By Jade Hu - Tuesday, Feb 18, 2014

It’s your pesky enemy’s enemy and these common household ingredients are your bosom buddies when they irritate you. Pests are at the top of our list of domestic annoyances. By cultivating some greenery around your home and repurposing ingredients normally used for cooking can help you divide, conquer and recover the territories overtaken by ants, roaches, mosquitoes, mice and weevils, to name a few.


Mint is widely believed to be a natural remedy for headaches. But one headache it can definitely cure is the one caused by an infestation of mice. Soak some cotton balls in the oils of mint (peppermint or spearmint works too) to ward away the pests. The menthol scent is so intensely repulsive to mice that it will send them scurrying for cover. The mint plant itself works too, but perhaps you might need to cultivate a little mint ‘forest’ enough to supply a toothpaste factory before it would work. Cayenne pepper and cloves give a similar effect as mint as well.
Mint is very hard to grow from seed.
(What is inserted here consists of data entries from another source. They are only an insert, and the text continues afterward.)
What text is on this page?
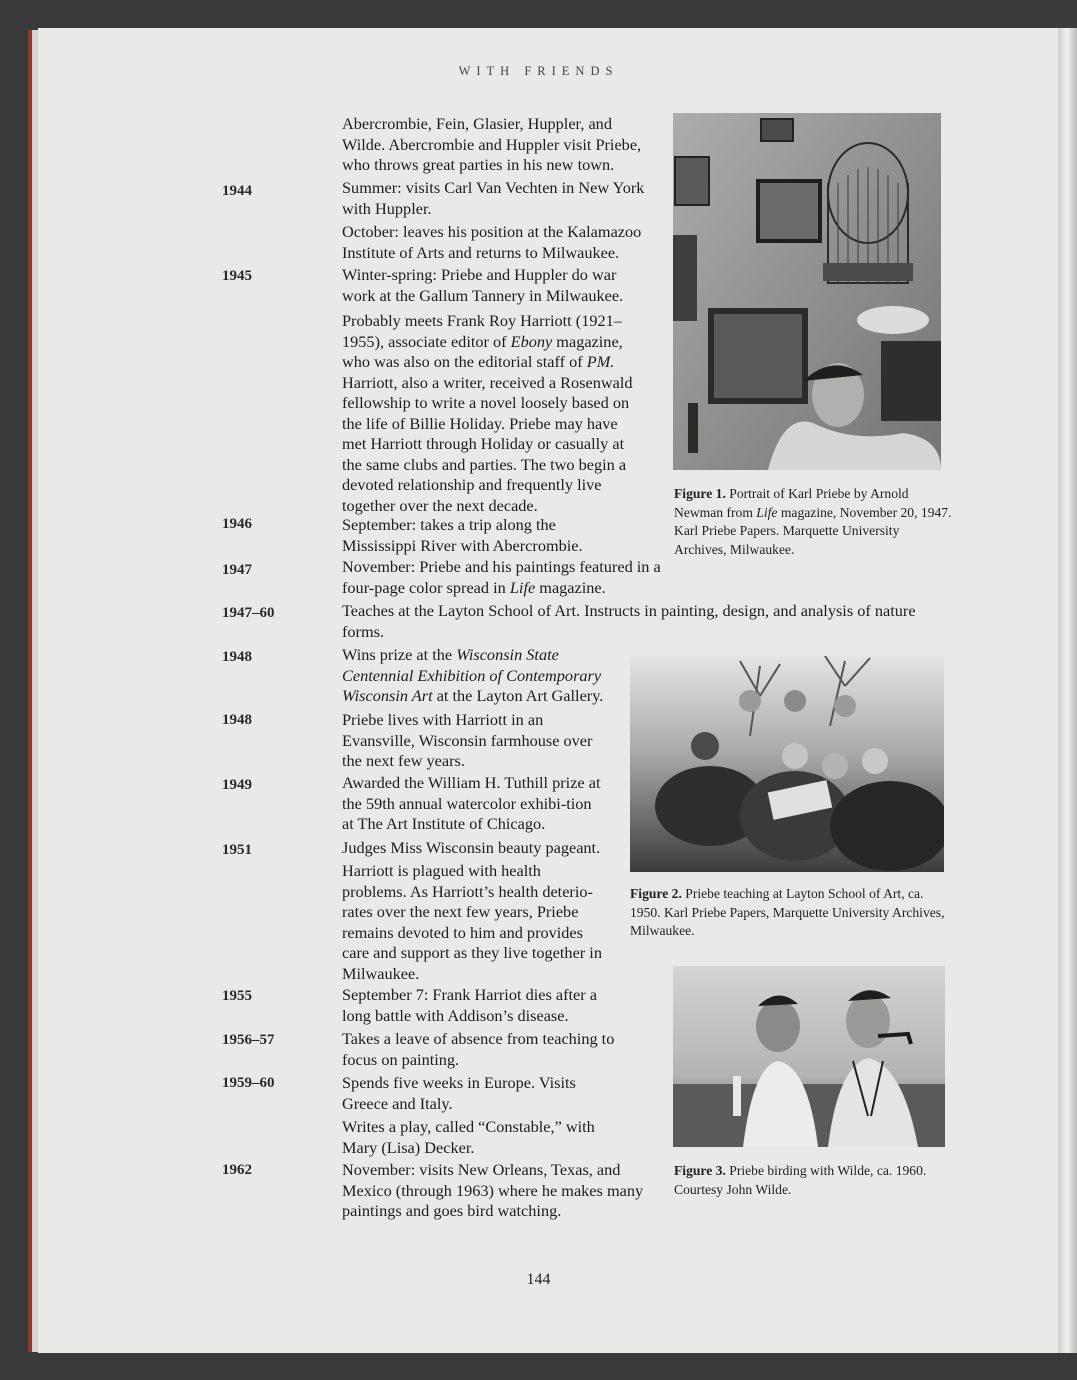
WITH FRIENDS
1944
1945
1946
1947
1947–60
1948
1948
1949
1951
1955
1956–57
1959–60
1962
Abercrombie, Fein, Glasier, Huppler, and Wilde. Abercrombie and Huppler visit Priebe, who throws great parties in his new town.
Summer: visits Carl Van Vechten in New York with Huppler.
October: leaves his position at the Kalamazoo Institute of Arts and returns to Milwaukee.
Winter-spring: Priebe and Huppler do war work at the Gallum Tannery in Milwaukee.
Probably meets Frank Roy Harriott (1921–1955), associate editor of Ebony magazine, who was also on the editorial staff of PM. Harriott, also a writer, received a Rosenwald fellowship to write a novel loosely based on the life of Billie Holiday. Priebe may have met Harriott through Holiday or casually at the same clubs and parties. The two begin a devoted relationship and frequently live together over the next decade.
September: takes a trip along the Mississippi River with Abercrombie.
November: Priebe and his paintings featured in a four-page color spread in Life magazine.
Teaches at the Layton School of Art. Instructs in painting, design, and analysis of nature forms.
Wins prize at the Wisconsin State Centennial Exhibition of Contemporary Wisconsin Art at the Layton Art Gallery.
Priebe lives with Harriott in an Evansville, Wisconsin farmhouse over the next few years.
Awarded the William H. Tuthill prize at the 59th annual watercolor exhibi-tion at The Art Institute of Chicago.
Judges Miss Wisconsin beauty pageant.
Harriott is plagued with health problems. As Harriott’s health deterio-rates over the next few years, Priebe remains devoted to him and provides care and support as they live together in Milwaukee.
September 7: Frank Harriot dies after a long battle with Addison’s disease.
Takes a leave of absence from teaching to focus on painting.
Spends five weeks in Europe. Visits Greece and Italy.
Writes a play, called “Constable,” with Mary (Lisa) Decker.
November: visits New Orleans, Texas, and Mexico (through 1963) where he makes many paintings and goes bird watching.
Figure 1. Portrait of Karl Priebe by Arnold Newman from Life magazine, November 20, 1947. Karl Priebe Papers. Marquette University Archives, Milwaukee.
Figure 2. Priebe teaching at Layton School of Art, ca. 1950. Karl Priebe Papers, Marquette University Archives, Milwaukee.
Figure 3. Priebe birding with Wilde, ca. 1960. Courtesy John Wilde.
144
Instead, cut a sprig from an existing plant to start a new one.

Star Anise
You may want to use this pungent herb, which tastes similar to licorice, to scare ants away. Place a few in a bowl, or scatter some in the kitchen drawers and wherever you find them lurking, and watch them march away in fear.
A handful of this herb with pest-fighting star power can ward ants away.

Pandan leaf
The fragrant, heady aroma from pandan leaves may make the best of us crave for nonya kuehs and chiffon cake, but this very scent that also perfumes some taxi carriages, is a foe of the cockroach. The roaches will run away, but unlike a trusty well-aimed slipper, the pandan leaves won’t kill them. The best bet is to set out a few pots of the plant around your home, but keep the place clean to avoid luring the roaches. Placing some leaves in food shelves will do the trick nicely too, but remember to change the leaves every three days or so.
Another name for pandan leaves is screwpine leaves.

Bay leaf
Weevils are the last thing you want to see when you open your rice bucket. Place a few dried bay leaves in the container with the rice grains. Besides being a critical ingredient in stews, broths and sauces, this aptly-named herb do a great job at keeping these hard-shelled bugs at bay.
Put one dried bay leaf in an already-opened bag of flour to keep weevils out.
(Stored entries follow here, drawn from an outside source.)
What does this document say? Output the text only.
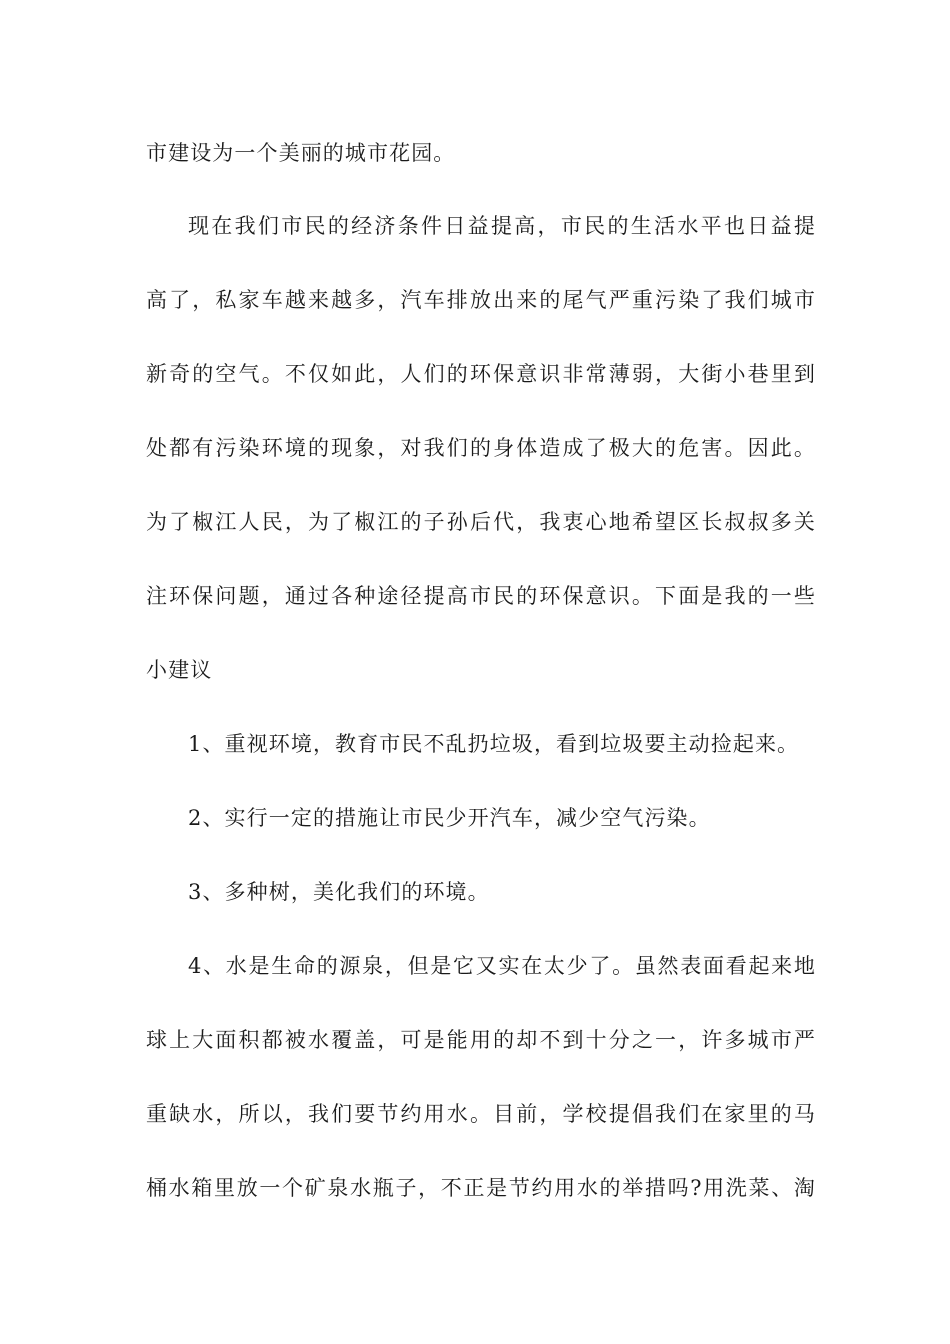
市建设为一个美丽的城市花园。
现在我们市民的经济条件日益提高，市民的生活水平也日益提
高了，私家车越来越多，汽车排放出来的尾气严重污染了我们城市
新奇的空气。不仅如此，人们的环保意识非常薄弱，大街小巷里到
处都有污染环境的现象，对我们的身体造成了极大的危害。因此。
为了椒江人民，为了椒江的子孙后代，我衷心地希望区长叔叔多关
注环保问题，通过各种途径提高市民的环保意识。下面是我的一些
小建议
1、重视环境，教育市民不乱扔垃圾，看到垃圾要主动捡起来。
2、实行一定的措施让市民少开汽车，减少空气污染。
3、多种树，美化我们的环境。
4、水是生命的源泉，但是它又实在太少了。虽然表面看起来地
球上大面积都被水覆盖，可是能用的却不到十分之一，许多城市严
重缺水，所以，我们要节约用水。目前，学校提倡我们在家里的马
桶水箱里放一个矿泉水瓶子，不正是节约用水的举措吗?用洗菜、淘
Indispensable in Italian cooking, having this herb at home will give your fly-swatter a break. The smell of the basil plant repels flies. Not a green thumb? Put some supermarket-bought dried basil leaves on the cupboard shelves in your kitchen to shoo away moths, weevils and ants.
With more than 10 edible varieties of basil, they come in interesting names, such as African Blue, purple ruffles and spicy bush basil.

This spice sprinkled in its powder form on apple slices makes a refreshing crunchy treat, and upgrades your regular hot chocolate to a cheeky and festive version. But it’s no party for ants. To get rid of these nuisance (and they can bite too), sprinkle a generous portion near the entry point of an ant trail, or wherever there are ants wandering about, and send them back to wherever they come from and beyond.
Unlike mint or basil, cinnamon spice is derived from the bark of its tree.
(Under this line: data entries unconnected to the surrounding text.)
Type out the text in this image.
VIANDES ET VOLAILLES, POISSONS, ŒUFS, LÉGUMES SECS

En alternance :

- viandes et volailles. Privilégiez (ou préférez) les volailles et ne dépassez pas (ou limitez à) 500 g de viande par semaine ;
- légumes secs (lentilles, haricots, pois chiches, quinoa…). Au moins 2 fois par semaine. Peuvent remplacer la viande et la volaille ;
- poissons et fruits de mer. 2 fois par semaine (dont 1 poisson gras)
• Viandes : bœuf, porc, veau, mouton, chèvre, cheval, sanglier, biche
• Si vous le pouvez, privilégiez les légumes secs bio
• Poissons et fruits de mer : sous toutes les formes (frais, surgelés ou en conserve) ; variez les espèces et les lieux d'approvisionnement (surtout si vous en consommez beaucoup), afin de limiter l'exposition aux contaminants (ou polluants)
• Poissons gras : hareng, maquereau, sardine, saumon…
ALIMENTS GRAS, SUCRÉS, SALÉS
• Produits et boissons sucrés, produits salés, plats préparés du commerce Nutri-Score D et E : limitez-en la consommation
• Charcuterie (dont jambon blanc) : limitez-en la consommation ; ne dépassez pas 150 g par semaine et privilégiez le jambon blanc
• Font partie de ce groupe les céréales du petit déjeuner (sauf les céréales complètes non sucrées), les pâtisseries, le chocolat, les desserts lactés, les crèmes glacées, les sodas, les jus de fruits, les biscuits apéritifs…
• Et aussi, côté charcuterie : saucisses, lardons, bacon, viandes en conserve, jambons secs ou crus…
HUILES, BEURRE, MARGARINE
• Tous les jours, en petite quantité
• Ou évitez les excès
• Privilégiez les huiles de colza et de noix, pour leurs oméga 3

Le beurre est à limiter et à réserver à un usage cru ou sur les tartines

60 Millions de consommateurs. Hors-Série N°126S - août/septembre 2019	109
These methods only serve to repel and don’t kill the pests, but they make good, all-natural alternatives to aerosol bug sprays and chemical-based poison, especially in households with children, pets and sensitiveindividuals. Next time you are in a vengeful mood after an incursion of weevils into your rice bucket, think before you reach for the cold steel chemical spray can, and consider the double duty that the spices on your rack can do for you. And perhaps, you will finally have a good enough excuse to start a mini herb garden of your own at home.